[Web-SIG] WSGI for Python 3

Sat Jul 17 06:28:53 CEST 2010

On Saturday, July 17, 2010, Ian Bicking <ianb at colorstudy.com> wrote:
> On Fri, Jul 16, 2010 at 6:20 PM, Chris McDonough <chrism at plope.com> wrote:
>
>
>
>> What are the concrete problems you envision with text request headers,
>> text (URL-quoted) path, and text response status and headers?
>
> Documentation is the main reason.  For example, the documentation for
> making sense of path_info segments in a WSGI that used unicodey-strings
> would, as I understand it, read something like this:
>
> Nah, not nearly that hard:
>
> path_info = urllib.parse.unquote_to_bytes(environ['wsgi.raw_path_info']).decode('UTF-8')
>
> I don't see the problem?  If you want to distinguish %2f from /, then you'll do it slightly differently, like:
>
> path_parts = [
>     urllib.parse.unquote_to_bytes(p).decode('UTF-8')
>     for p in environ['wsgi.raw_path_info'].split('/')]
>
> This second recipe is impossible to do currently with WSGI.
> So... before jumping to conclusions, what's the hard part with using

Sorry, it is not that simple.
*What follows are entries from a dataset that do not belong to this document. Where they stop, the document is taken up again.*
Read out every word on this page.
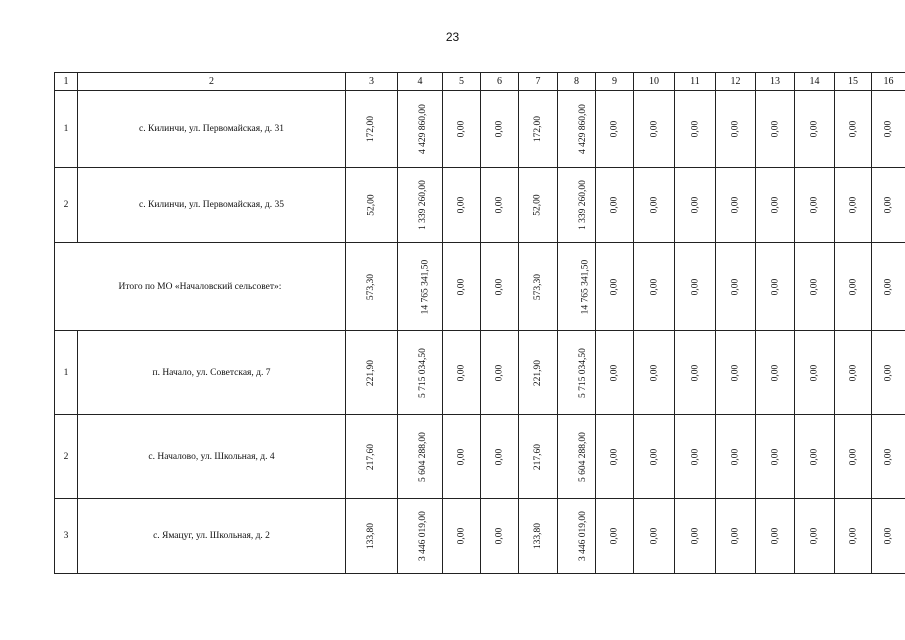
23
1	2	3	4	5	6	7	8	9	10	11	12	13	14	15	16
1	с. Килинчи, ул. Первомайская, д. 31	172,00	4 429 860,00	0,00	0,00	172,00	4 429 860,00	0,00	0,00	0,00	0,00	0,00	0,00	0,00	0,00
2	с. Килинчи, ул. Первомайская, д. 35	52,00	1 339 260,00	0,00	0,00	52,00	1 339 260,00	0,00	0,00	0,00	0,00	0,00	0,00	0,00	0,00
Итого по МО «Началовский сельсовет»:		573,30	14 765 341,50	0,00	0,00	573,30	14 765 341,50	0,00	0,00	0,00	0,00	0,00	0,00	0,00	0,00
1	п. Начало, ул. Советская, д. 7	221,90	5 715 034,50	0,00	0,00	221,90	5 715 034,50	0,00	0,00	0,00	0,00	0,00	0,00	0,00	0,00
2	с. Началово, ул. Школьная, д. 4	217,60	5 604 288,00	0,00	0,00	217,60	5 604 288,00	0,00	0,00	0,00	0,00	0,00	0,00	0,00	0,00
3	с. Ямацуг, ул. Школьная, д. 2	133,80	3 446 019,00	0,00	0,00	133,80	3 446 019,00	0,00	0,00	0,00	0,00	0,00	0,00	0,00	0,00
The thing that everyone is ignoring is
that SCRIPT_NAME and PATH_INFO are also normalized by the web server
normally. That is, .. instances are removed. By passing the raw URL
through to the application, you are now forcing every application to
have to deal with that as well with the possibility of directory
traversal attacks when people get it wrong and the URL is mapping
somehow to file system resources. It is a huge can of worms which at
the moment the web server deals with.

I have other issues with the raw stuff, but haven't got to read the
last dozen messages in this discussion as yet, so will leave those
points to another time.

Graham